Narlıdere’nin 2’nci İnönü Mahallesi’nde yer alan bir apartman dairesinde meydana gelen korkunç bir cinayet, çevredeki sakinlerin kötü kokular nedeniyle yapmış olduğu ihbarla gün yüzüne çıktı. İhbar üzerine olay yerine intikal eden polis ekipleri, dairede emekli hemşire Nilüfer Tuzlulu ile emekli askeri personel Yusuf Yıldırım’ın cansız bedenleriyle karşılaştı. Olayın ardından, dedektifler tarafından başlatılan araştırmalar, çiftin ölüm nedenlerinin ayrıntılarını ortaya çıkardı.
Sağlık ekipleri tarafından yapılan kontroller sonucunda, her iki kişinin de çok sayıda bıçak darbesiyle yaşamlarını yitirdikleri belirlendi. Olayın ardından, Cinayet Büro Amirliği, Suç Analiz Büro Amirliği, İstihbarat Şube Müdürlüğü ve Olay Yeri İnceleme ekipleri bir araya gelerek kapsamlı bir çalışma başlattı. İlk değerlendirmelere göre, cinayetin birkaç gün önce işlenmiş olabileceği düşünülerek, çevredeki güvenlik kameralarının kayıtları titizlikle incelendi. Ayrıca, daire içinde parmak izi çalışmaları gerçekleştirildi.
Teknik ve fiziki takiplerin sonucunda, cinayetlerin şüphelisi olarak Nurettin Emre Türker belirlendi. 31 Temmuz tarihinde gözaltına alınan Türker’in, ormanda sakladığı Nilüfer Tuzlulu’ya ait cep telefonunun yanı sıra, olayda kullanılan iki bıçak, kanlı kıyafetler, eldivenler ve bir kask da arama sonuçlarında ele geçirildi. Yapılan incelemelerde, şüphelinin olaydan önce evi keşfetmek için araştırma yaptığı, bunu gerçekleştirirken güvenlik kameralarına yakalanmamak için kask giydiği ve eldiven kullandığı tespit edildi.
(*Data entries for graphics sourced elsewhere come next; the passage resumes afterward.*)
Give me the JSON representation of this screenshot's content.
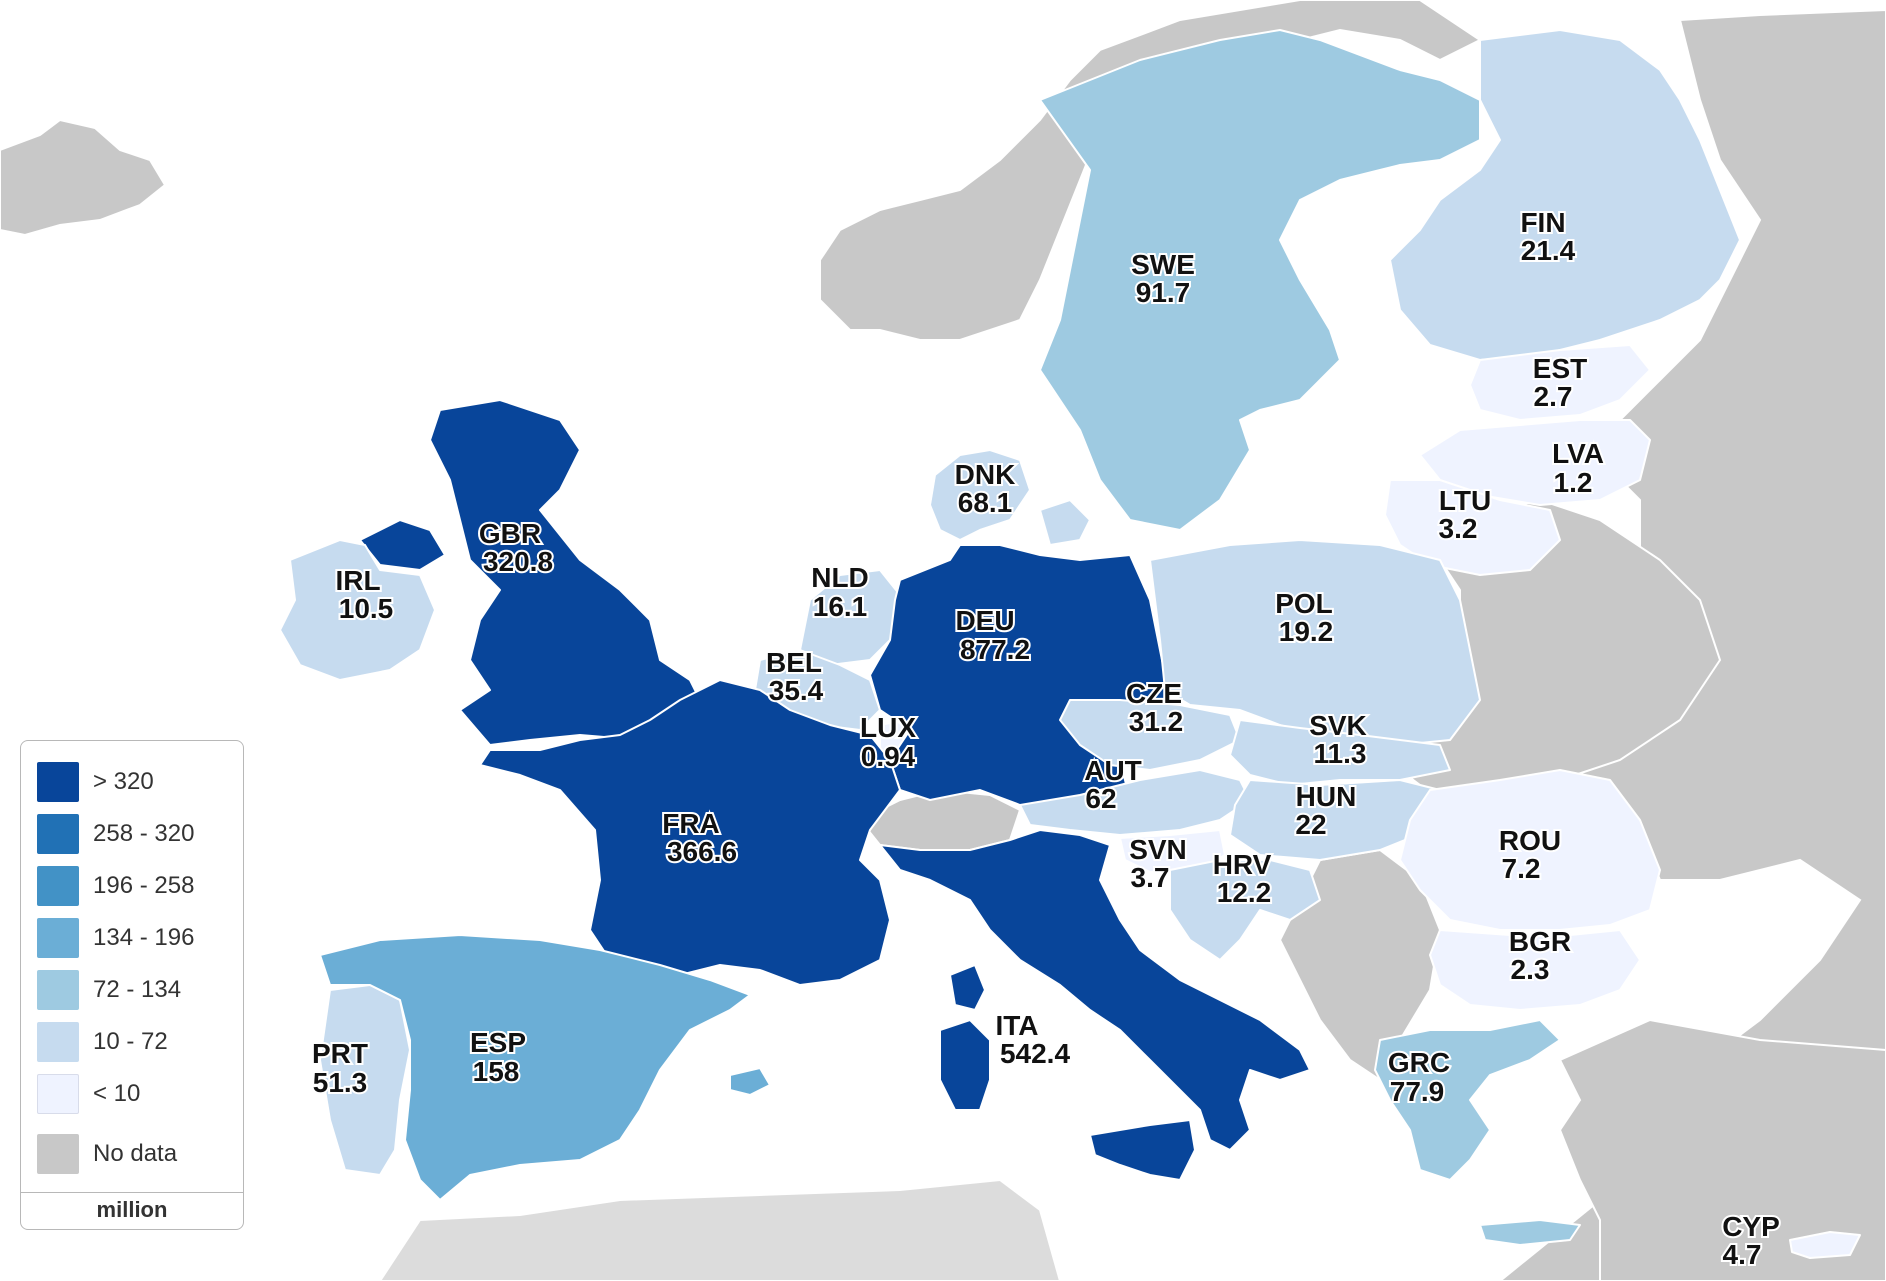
{
  "colors": {
    "gt320": "#08459a",
    "c258_320": "#2171b5",
    "c196_258": "#4292c6",
    "c134_196": "#6baed6",
    "c72_134": "#9ecae1",
    "c10_72": "#c6dbef",
    "lt10": "#eff3ff",
    "nodata": "#c8c8c8"
  },
  "legend": {
    "items": [
      {
        "label": "> 320",
        "color": "#08459a"
      },
      {
        "label": "258 - 320",
        "color": "#2171b5"
      },
      {
        "label": "196 - 258",
        "color": "#4292c6"
      },
      {
        "label": "134 - 196",
        "color": "#6baed6"
      },
      {
        "label": "72 - 134",
        "color": "#9ecae1"
      },
      {
        "label": "10 - 72",
        "color": "#c6dbef"
      },
      {
        "label": "< 10",
        "color": "#eff3ff"
      },
      {
        "label": "No data",
        "color": "#c8c8c8"
      }
    ],
    "unit": "million"
  },
  "countries": [
    {
      "code": "SWE",
      "value": "91.7"
    },
    {
      "code": "FIN",
      "value": "21.4"
    },
    {
      "code": "EST",
      "value": "2.7"
    },
    {
      "code": "LVA",
      "value": "1.2"
    },
    {
      "code": "LTU",
      "value": "3.2"
    },
    {
      "code": "DNK",
      "value": "68.1"
    },
    {
      "code": "GBR",
      "value": "320.8"
    },
    {
      "code": "IRL",
      "value": "10.5"
    },
    {
      "code": "NLD",
      "value": "16.1"
    },
    {
      "code": "BEL",
      "value": "35.4"
    },
    {
      "code": "LUX",
      "value": "0.94"
    },
    {
      "code": "DEU",
      "value": "877.2"
    },
    {
      "code": "POL",
      "value": "19.2"
    },
    {
      "code": "CZE",
      "value": "31.2"
    },
    {
      "code": "SVK",
      "value": "11.3"
    },
    {
      "code": "AUT",
      "value": "62"
    },
    {
      "code": "HUN",
      "value": "22"
    },
    {
      "code": "FRA",
      "value": "366.6"
    },
    {
      "code": "SVN",
      "value": "3.7"
    },
    {
      "code": "HRV",
      "value": "12.2"
    },
    {
      "code": "ROU",
      "value": "7.2"
    },
    {
      "code": "BGR",
      "value": "2.3"
    },
    {
      "code": "ITA",
      "value": "542.4"
    },
    {
      "code": "PRT",
      "value": "51.3"
    },
    {
      "code": "ESP",
      "value": "158"
    },
    {
      "code": "GRC",
      "value": "77.9"
    },
    {
      "code": "CYP",
      "value": "4.7"
    }
  ]
}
Ayrıca, evde iz bırakmamak amacıyla ortamı dağıtarak olayı hırsızlık gibi göstermeye çalıştığı belirlendi.
Cinayetlerin ardından Yalova‘ya giden Nurettin Emre Türker’in, olayla ilgili üzücü haberi aldıktan sonra tekrar İzmir‘e dönüp, çiftin defin işlemlerini gerçekleştirdiği öğrenildi. Yapılan sıradışı araştırmalar sonucunda, Yusuf Yıldırım’ın mal varlığını Nilüfer Tuzlulu’ya vasiyet etmiş olduğuna dair bilgilere ulaşıldı. Ayrıca, Nurettin Emre Türker’in küçük yaştan itibaren Yıldırım tarafından şiddete maruz kaldığı iddia edildi. Emniyetteki işlemlerinin ardından, adliyeye sevk edilen Türker, çıkarıldığı mahkemede tutuklandı.
Bu trajik olay, toplumda yaşanan aile içi şiddetin ve bireysel travmaların ne denli derin yaralar açabileceğinin altını çizmektedir. Olayın gelişimi ve ile ilgili yürütülen soruşturmalar, hukuk ve adalet sisteminin bu tür vahim durumlar karşısında nasıl işlem yaptığına dair önemli bir örnek teşkil etmektedir. Narlıdere’de yaşanan bu cinayet, aynı zamanda güvenlik önlemlerinin ve toplumsal duyarlılığın önemini yeniden gündeme getirmiştir.